A significant proportion of Ginzburg’s essay is devoted to the issue of money and how to bring up children with a healthy attitude towards it. Ginzburg is not a supporter of using cash for children’s rewards, as it mixes money (‘an ignoble thing’) with learning, which is ‘admirable and worthy’. Money is not, for Ginzburg, the ‘crowning reward for work’. In addition, by encouraging children to save money in money boxes, week after week, month after month, Ginzburg argues that children develop too serious a relationship with money. Once that cash has gone on some longed-for item, she argues that children experience a sense of loneliness and end up preferring money to things. A proper relationship with money, for Ginzburg, involves ‘being moderate with oneself and generous with others’, creating an indifference to money rather than worry and regret about it. If children were to spend small amounts of money more frequently, they would consider it to be what it truly is – ‘silly’ – returning instead to the more important concerns of childhood.

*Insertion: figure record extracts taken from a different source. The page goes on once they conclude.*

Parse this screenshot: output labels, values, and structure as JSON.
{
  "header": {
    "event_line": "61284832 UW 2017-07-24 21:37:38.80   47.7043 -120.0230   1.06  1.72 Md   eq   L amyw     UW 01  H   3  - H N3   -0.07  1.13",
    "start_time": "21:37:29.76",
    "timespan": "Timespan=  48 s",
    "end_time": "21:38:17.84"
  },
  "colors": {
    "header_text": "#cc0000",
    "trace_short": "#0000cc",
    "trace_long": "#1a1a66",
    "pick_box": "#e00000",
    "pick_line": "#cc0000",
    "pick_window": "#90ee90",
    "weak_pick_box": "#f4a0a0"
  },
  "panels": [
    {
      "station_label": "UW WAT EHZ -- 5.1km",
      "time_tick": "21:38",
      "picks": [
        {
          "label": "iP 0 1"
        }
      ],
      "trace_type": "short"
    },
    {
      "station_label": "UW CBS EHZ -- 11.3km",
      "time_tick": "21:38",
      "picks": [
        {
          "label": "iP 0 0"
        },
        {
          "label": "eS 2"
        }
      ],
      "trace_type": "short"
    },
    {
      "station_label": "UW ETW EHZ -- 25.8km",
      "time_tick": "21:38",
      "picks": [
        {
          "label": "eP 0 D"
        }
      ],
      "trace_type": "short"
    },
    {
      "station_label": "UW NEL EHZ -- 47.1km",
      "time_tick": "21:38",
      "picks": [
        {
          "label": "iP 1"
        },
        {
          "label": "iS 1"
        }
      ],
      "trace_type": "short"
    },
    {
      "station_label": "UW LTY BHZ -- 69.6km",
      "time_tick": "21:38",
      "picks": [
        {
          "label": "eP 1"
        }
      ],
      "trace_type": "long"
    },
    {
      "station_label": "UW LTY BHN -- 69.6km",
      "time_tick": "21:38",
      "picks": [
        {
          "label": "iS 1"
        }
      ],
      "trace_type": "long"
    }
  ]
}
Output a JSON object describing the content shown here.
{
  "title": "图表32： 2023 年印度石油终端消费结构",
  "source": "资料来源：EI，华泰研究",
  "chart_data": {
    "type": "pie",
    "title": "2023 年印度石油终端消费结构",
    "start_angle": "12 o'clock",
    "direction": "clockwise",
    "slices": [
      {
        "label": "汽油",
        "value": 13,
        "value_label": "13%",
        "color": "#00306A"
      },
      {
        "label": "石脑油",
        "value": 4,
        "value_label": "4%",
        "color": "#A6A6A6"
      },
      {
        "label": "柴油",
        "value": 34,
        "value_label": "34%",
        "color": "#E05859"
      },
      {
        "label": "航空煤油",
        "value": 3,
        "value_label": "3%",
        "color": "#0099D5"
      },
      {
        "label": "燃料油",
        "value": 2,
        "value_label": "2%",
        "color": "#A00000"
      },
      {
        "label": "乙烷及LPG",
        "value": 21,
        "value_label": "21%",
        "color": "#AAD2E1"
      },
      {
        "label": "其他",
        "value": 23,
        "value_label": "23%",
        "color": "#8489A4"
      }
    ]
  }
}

What were those concerns? Well, naturally, a lot of them relate to schools and schooling. Ginzburg is all for parents letting children face their own difficulties in school. She is of the view that life is full of misunderstandings, misinterpretations and injustices, so it is good practice for children to face them from a young age and process them rationally as a preparation for that later life. (I should add here that we try to minimise such things here at NCS, but assuming we are all human, they are sometimes going to happen – it is how we react to and remedy them that matters.) Ginzburg argues that if parents fight their children’s battles, it just makes those children bored and distanced from parents who are themselves posing as ‘victims’. The best reaction, for Ginzburg, is for children to avoid committing injustices themselves, then of course they are minimised in the community as a whole. Parents are there, instead, to console their children when things go wrong, to give them courage to get back up, but also to keep their offspring humble when they do achieve success. Ginzburg implicitly lands on that bedrock of the educational process: the partnership between home and school, when there are appropriate expectations between the two. School is, she argued, ‘a display of offered tools, from which it is perhaps possible to choose one which will be useful tomorrow’.